OAKLAND, California--A U.S. jury on Monday ruled against Elon Musk in his lawsuit against OpenAI, finding the artificial intelligence company not liable to the world's richest person for having allegedly strayed from its original mission to benefit humanity.
In a unanimous verdict, the jury in Oakland, California, federal court said Musk brought his case too late. The jury deliberated less than two hours.
The three-week trial had widely been seen as a critical moment for the future of OpenAI and artificial intelligence generally, both in how it should be used and who should benefit from it. The verdict simplifies the path for OpenAI to proceed with a possible initial public offering that could value the business at $1 trillion.
But OpenAI's public face, Chief Executive Sam Altman, must also address the challenges to his reputation from some extremely personal testimony during the trial, including multiple witnesses describing him as a liar. Musk said he will appeal, repeating his claim that Altman and OpenAI President Greg Brockman viewed OpenAI as a means to great wealth.
"Altman & Brockman did in fact enrich themselves by stealing a charity. The only question is WHEN they did it!" Musk posted on X. "Creating a precedent to loot charities is incredibly destructive to charitable giving in America."
U.S. District Judge Yvonne Gonzalez Rogers, who oversaw the trial, said in court after the verdict that Musk may face an uphill battle in an appeal, because whether the statute of limitations ran out before he sued was a factual issue."There's a substantial amount of evidence to support the jury's finding, which is why I was prepared to dismiss on the spot," the judge said.
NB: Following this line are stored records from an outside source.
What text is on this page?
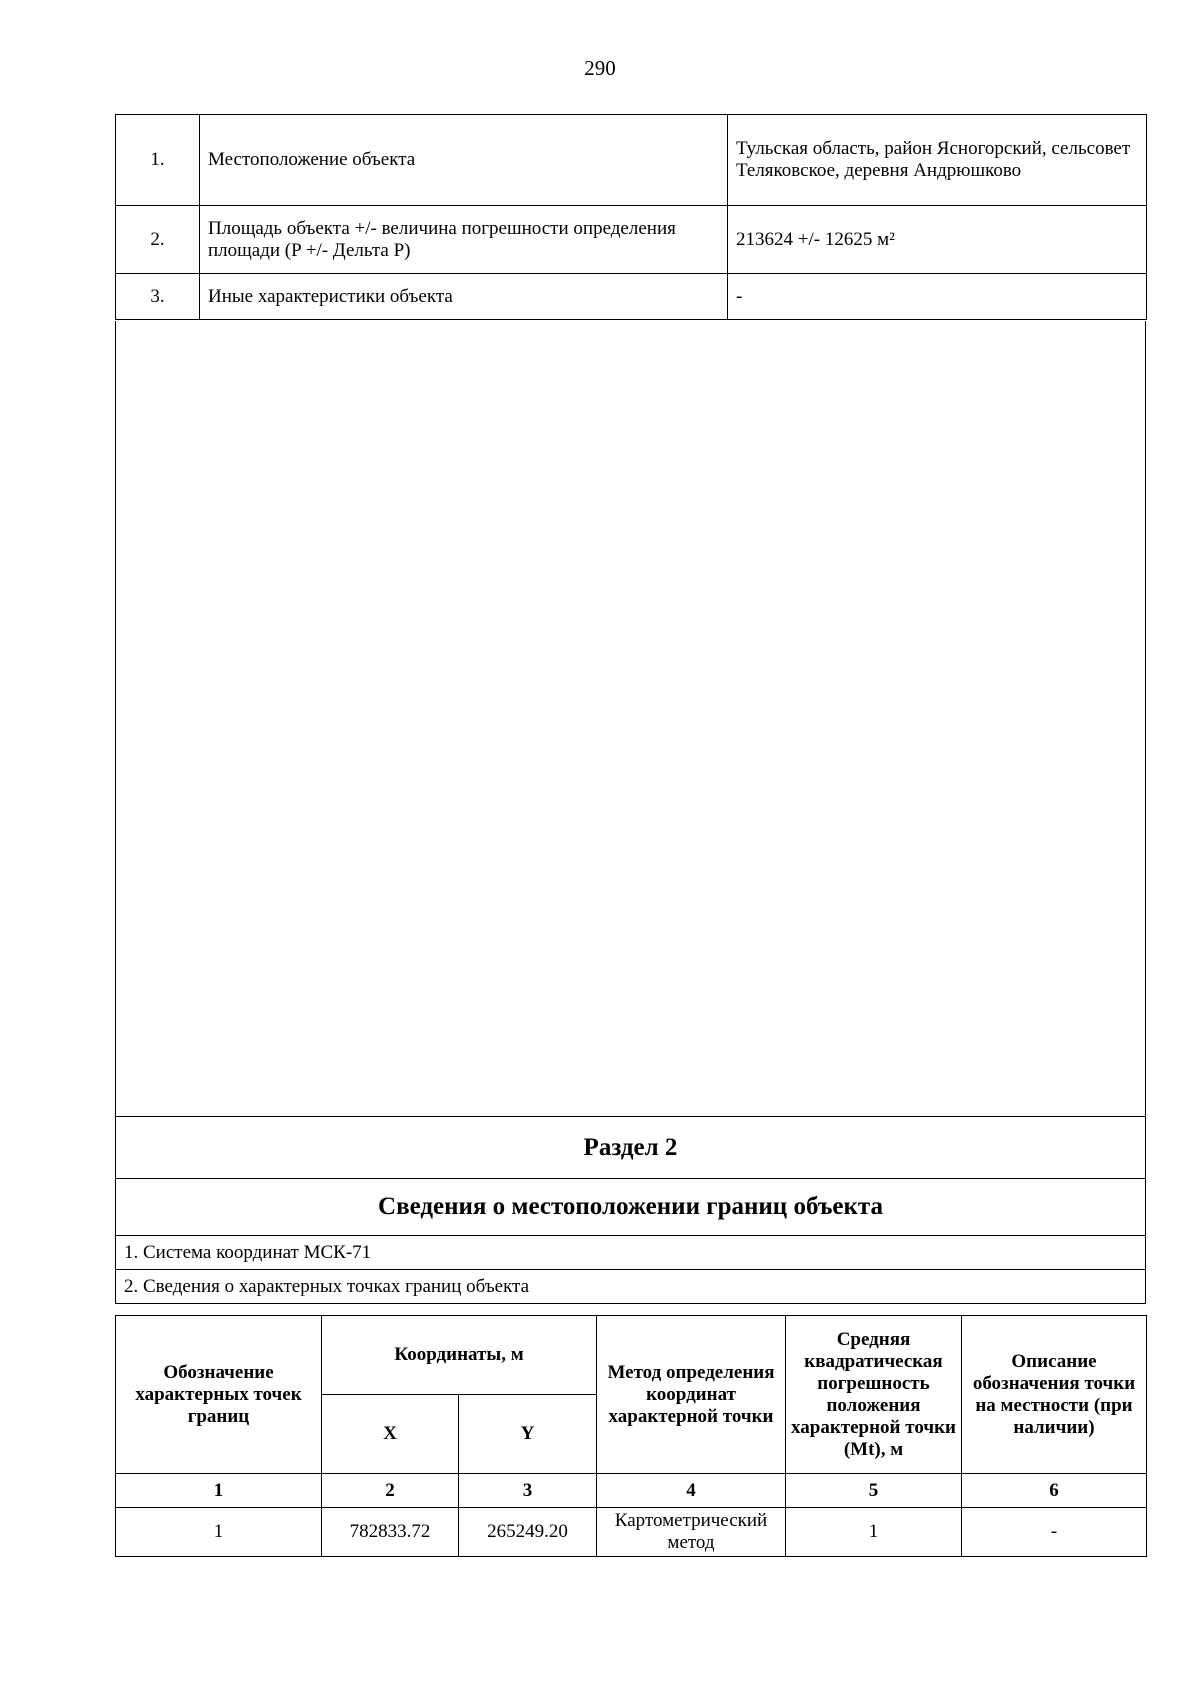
290
1.	Местоположение объекта	Тульская область, район Ясногорский, сельсовет Теляковское, деревня Андрюшково
2.	Площадь объекта +/- величина погрешности определения площади (P +/- Дельта P)	213624 +/- 12625 м²
3.	Иные характеристики объекта	-
Раздел 2
Сведения о местоположении границ объекта
1. Система координат МСК-71
2. Сведения о характерных точках границ объекта
Обозначение характерных точек границ	Координаты, м		Метод определения координат характерной точки	Средняя квадратическая погрешность положения характерной точки (Mt), м	Описание обозначения точки на местности (при наличии)
	X	Y			
1	2	3	4	5	6
1	782833.72	265249.20	Картометрический метод	1	-
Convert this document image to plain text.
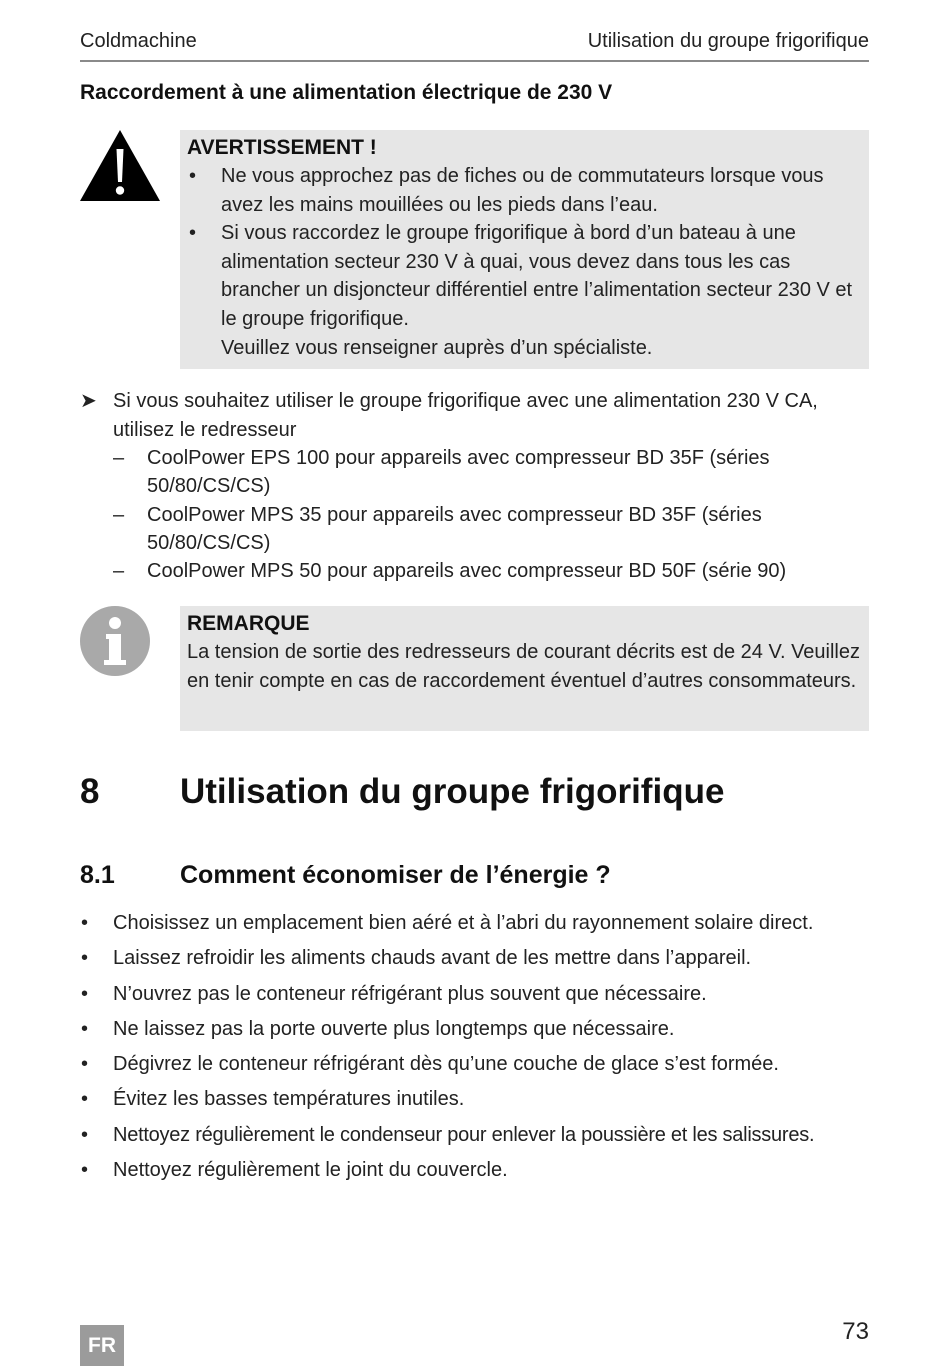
Coldmachine	Utilisation du groupe frigorifique
Raccordement à une alimentation électrique de 230 V
AVERTISSEMENT !
• Ne vous approchez pas de fiches ou de commutateurs lorsque vous avez les mains mouillées ou les pieds dans l’eau.
• Si vous raccordez le groupe frigorifique à bord d’un bateau à une alimentation secteur 230 V à quai, vous devez dans tous les cas brancher un disjoncteur différentiel entre l’alimentation secteur 230 V et le groupe frigorifique.
Veuillez vous renseigner auprès d’un spécialiste.
➤ Si vous souhaitez utiliser le groupe frigorifique avec une alimentation 230 V CA, utilisez le redresseur
– CoolPower EPS 100 pour appareils avec compresseur BD 35F (séries 50/80/CS/CS)
– CoolPower MPS 35 pour appareils avec compresseur BD 35F (séries 50/80/CS/CS)
– CoolPower MPS 50 pour appareils avec compresseur BD 50F (série 90)
REMARQUE
La tension de sortie des redresseurs de courant décrits est de 24 V. Veuillez en tenir compte en cas de raccordement éventuel d’autres consommateurs.
8 Utilisation du groupe frigorifique
8.1	Comment économiser de l’énergie ?
• Choisissez un emplacement bien aéré et à l’abri du rayonnement solaire direct.
• Laissez refroidir les aliments chauds avant de les mettre dans l’appareil.
• N’ouvrez pas le conteneur réfrigérant plus souvent que nécessaire.
• Ne laissez pas la porte ouverte plus longtemps que nécessaire.
• Dégivrez le conteneur réfrigérant dès qu’une couche de glace s’est formée.
• Évitez les basses températures inutiles.
• Nettoyez régulièrement le condenseur pour enlever la poussière et les salissures.
• Nettoyez régulièrement le joint du couvercle.
73
FR
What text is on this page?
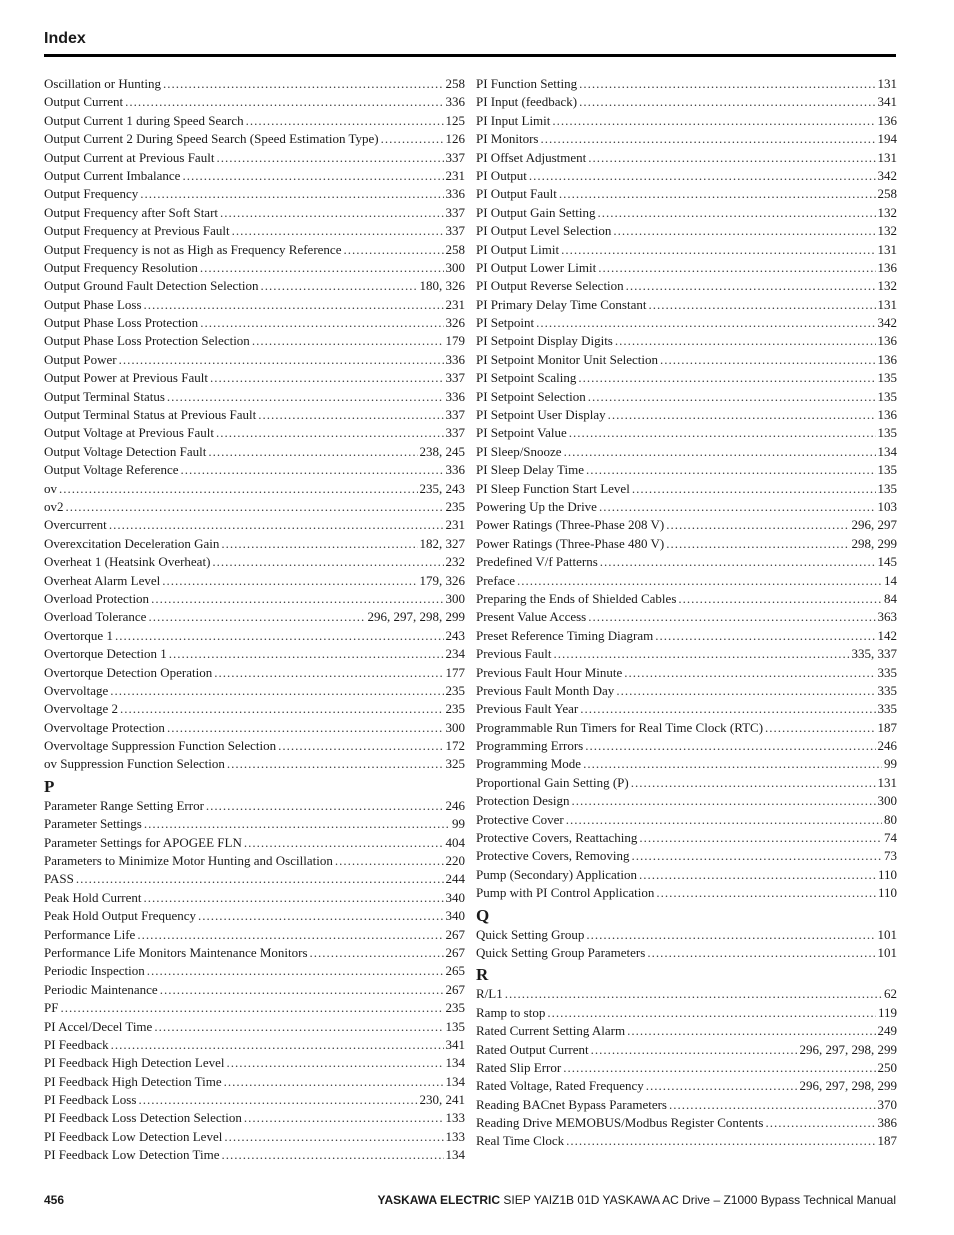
Index
Oscillation or Hunting .....	258
Output Current .....	336
Output Current 1 during Speed Search .....	125
Output Current 2 During Speed Search (Speed Estimation Type) .....	126
Output Current at Previous Fault .....	337
Output Current Imbalance .....	231
Output Frequency .....	336
Output Frequency after Soft Start .....	337
Output Frequency at Previous Fault .....	337
Output Frequency is not as High as Frequency Reference .....	258
Output Frequency Resolution .....	300
Output Ground Fault Detection Selection .....	180, 326
Output Phase Loss .....	231
Output Phase Loss Protection .....	326
Output Phase Loss Protection Selection .....	179
Output Power .....	336
Output Power at Previous Fault .....	337
Output Terminal Status .....	336
Output Terminal Status at Previous Fault .....	337
Output Voltage at Previous Fault .....	337
Output Voltage Detection Fault .....	238, 245
Output Voltage Reference .....	336
ov .....	235, 243
ov2 .....	235
Overcurrent .....	231
Overexcitation Deceleration Gain .....	182, 327
Overheat 1 (Heatsink Overheat) .....	232
Overheat Alarm Level .....	179, 326
Overload Protection .....	300
Overload Tolerance .....	296, 297, 298, 299
Overtorque 1 .....	243
Overtorque Detection 1 .....	234
Overtorque Detection Operation .....	177
Overvoltage .....	235
Overvoltage 2 .....	235
Overvoltage Protection .....	300
Overvoltage Suppression Function Selection .....	172
ov Suppression Function Selection .....	325
P
Parameter Range Setting Error .....	246
Parameter Settings .....	99
Parameter Settings for APOGEE FLN .....	404
Parameters to Minimize Motor Hunting and Oscillation .....	220
PASS .....	244
Peak Hold Current .....	340
Peak Hold Output Frequency .....	340
Performance Life .....	267
Performance Life Monitors Maintenance Monitors .....	267
Periodic Inspection .....	265
Periodic Maintenance .....	267
PF .....	235
PI Accel/Decel Time .....	135
PI Feedback .....	341
PI Feedback High Detection Level .....	134
PI Feedback High Detection Time .....	134
PI Feedback Loss .....	230, 241
PI Feedback Loss Detection Selection .....	133
PI Feedback Low Detection Level .....	133
PI Feedback Low Detection Time .....	134
PI Function Setting .....	131
PI Input (feedback) .....	341
PI Input Limit .....	136
PI Monitors .....	194
PI Offset Adjustment .....	131
PI Output .....	342
PI Output Fault .....	258
PI Output Gain Setting .....	132
PI Output Level Selection .....	132
PI Output Limit .....	131
PI Output Lower Limit .....	136
PI Output Reverse Selection .....	132
PI Primary Delay Time Constant .....	131
PI Setpoint .....	342
PI Setpoint Display Digits .....	136
PI Setpoint Monitor Unit Selection .....	136
PI Setpoint Scaling .....	135
PI Setpoint Selection .....	135
PI Setpoint User Display .....	136
PI Setpoint Value .....	135
PI Sleep/Snooze .....	134
PI Sleep Delay Time .....	135
PI Sleep Function Start Level .....	135
Powering Up the Drive .....	103
Power Ratings (Three-Phase 208 V) .....	296, 297
Power Ratings (Three-Phase 480 V) .....	298, 299
Predefined V/f Patterns .....	145
Preface .....	14
Preparing the Ends of Shielded Cables .....	84
Present Value Access .....	363
Preset Reference Timing Diagram .....	142
Previous Fault .....	335, 337
Previous Fault Hour Minute .....	335
Previous Fault Month Day .....	335
Previous Fault Year .....	335
Programmable Run Timers for Real Time Clock (RTC) .....	187
Programming Errors .....	246
Programming Mode .....	99
Proportional Gain Setting (P) .....	131
Protection Design .....	300
Protective Cover .....	80
Protective Covers, Reattaching .....	74
Protective Covers, Removing .....	73
Pump (Secondary) Application .....	110
Pump with PI Control Application .....	110
Q
Quick Setting Group .....	101
Quick Setting Group Parameters .....	101
R
R/L1 .....	62
Ramp to stop .....	119
Rated Current Setting Alarm .....	249
Rated Output Current .....	296, 297, 298, 299
Rated Slip Error .....	250
Rated Voltage, Rated Frequency .....	296, 297, 298, 299
Reading BACnet Bypass Parameters .....	370
Reading Drive MEMOBUS/Modbus Register Contents .....	386
Real Time Clock .....	187
456	YASKAWA ELECTRIC SIEP YAIZ1B 01D YASKAWA AC Drive – Z1000 Bypass Technical Manual
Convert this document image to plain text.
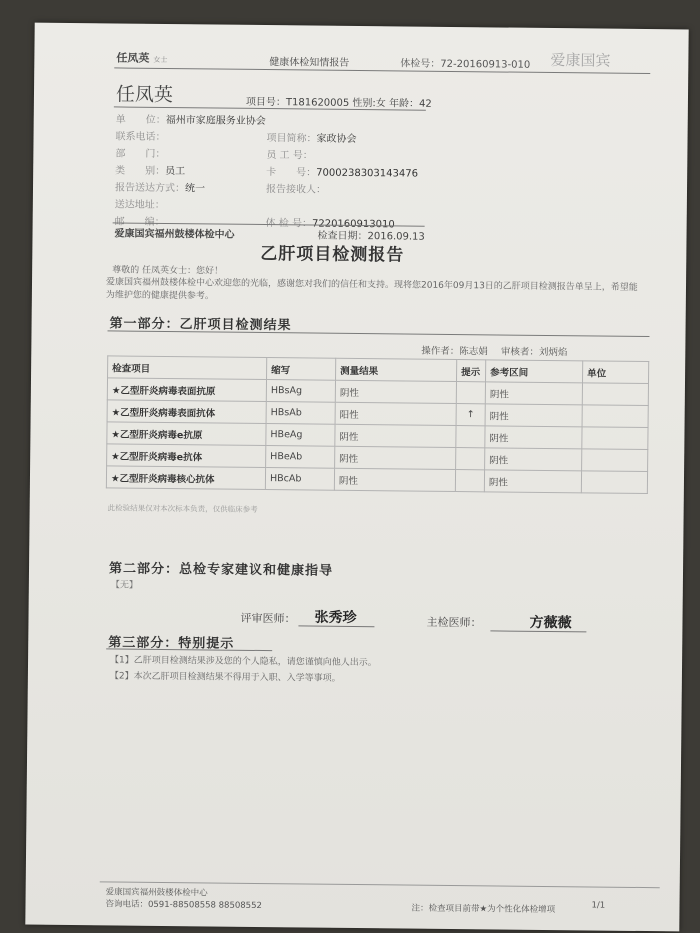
任凤英 女士	健康体检知情报告	体检号：72-20160913-010 爱康国宾
任凤英	项目号：T181620005 性别:女 年龄：42
单　　位：福州市家庭服务业协会
联系电话：
部　　门：
类　　别：员工
报告送达方式：统一
送达地址：
邮　　编：
项目简称：家政协会
员 工 号：
卡　　号：7000238303143476
报告接收人：
体 检 号：7220160913010
爱康国宾福州鼓楼体检中心	检查日期：2016.09.13
乙肝项目检测报告
尊敬的 任凤英女士：您好！
爱康国宾福州鼓楼体检中心欢迎您的光临，感谢您对我们的信任和支持。现将您2016年09月13日的乙肝项目检测报告单呈上，希望能为维护您的健康提供参考。
第一部分：乙肝项目检测结果
操作者：陈志娟 审核者：刘炳焰
检查项目	缩写	测量结果	提示	参考区间	单位
★乙型肝炎病毒表面抗原	HBsAg	阴性		阴性	
★乙型肝炎病毒表面抗体	HBsAb	阳性	↑	阴性	
★乙型肝炎病毒e抗原	HBeAg	阴性		阴性	
★乙型肝炎病毒e抗体	HBeAb	阴性		阴性	
★乙型肝炎病毒核心抗体	HBcAb	阴性		阴性	
此检验结果仅对本次标本负责，仅供临床参考
第二部分：总检专家建议和健康指导
【无】
评审医师： 张秀珍	主检医师：	方薇薇
第三部分：特别提示
【1】乙肝项目检测结果涉及您的个人隐私，请您谨慎向他人出示。
【2】本次乙肝项目检测结果不得用于入职、入学等事项。
爱康国宾福州鼓楼体检中心
咨询电话：0591-88508558 88508552	注：检查项目前带★为个性化体检增项	1/1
In his lawsuit, Musk accused OpenAI, Altman and Brockman of manipulating him into giving $38 million, then going behind his back by attaching a for-profit business to its original nonprofit and accepting tens of billions of dollars from Microsoft and other investors.
Marc Toberoff, a lawyer for Musk, said the verdict could encourage other startups that begin as nonprofits but have greater ambitions to raise money, create for-profit entities to scale, and make their officers and directors rich. "It's a brand new formula for Silicon Valley," he told reporters.
OpenAI was founded by Altman, Musk and several others in 2015. Musk left its board in 2018, and OpenAI set up a for-profit business the next year. Musk has since founded his own artificial intelligence startup, xAI, which is now part of his SpaceX rocket and satellite company.
OpenAI countered that it was Musk who saw dollar signs, and waited too long to claim OpenAI breached its founding agreement to build safe artificial intelligence to benefit humanity.Musk had a three-year statute of limitations to sue, and OpenAI's lawyers said his August 2024 lawsuit came too late because he knew several years earlier about OpenAI's growth plans.
Bill Savitt, a lawyer for OpenAI, told reporters after the verdict that Musk's lawsuit was an "after-the-fact contrivance that bears no relationship to reality," and a "hypocritical attempt to sabotage a competitor."
Jurors, he said, "kicked it exactly where it belongs, which is to the side."
Dan Ives, an analyst at Wedbush, said the verdict removed a significant overhang to a potential OpenAI IPO."This is a huge win for Altman and OpenAI despite the scrapes and bruises on Altman's persona and leadership," he said.
Monday's verdict followed 11 days of testimony and arguments where Musk's and Altman's credibility came under repeated attack. Microsoft had faced an aiding-and-abetting claim. A Microsoft executive testified that the company has spent more than $100 billion on its partnership with OpenAI.
"The facts and the timeline in this case have long been clear and we welcome the jury's decision to dismiss these claims as untimely," a Microsoft spokesperson said.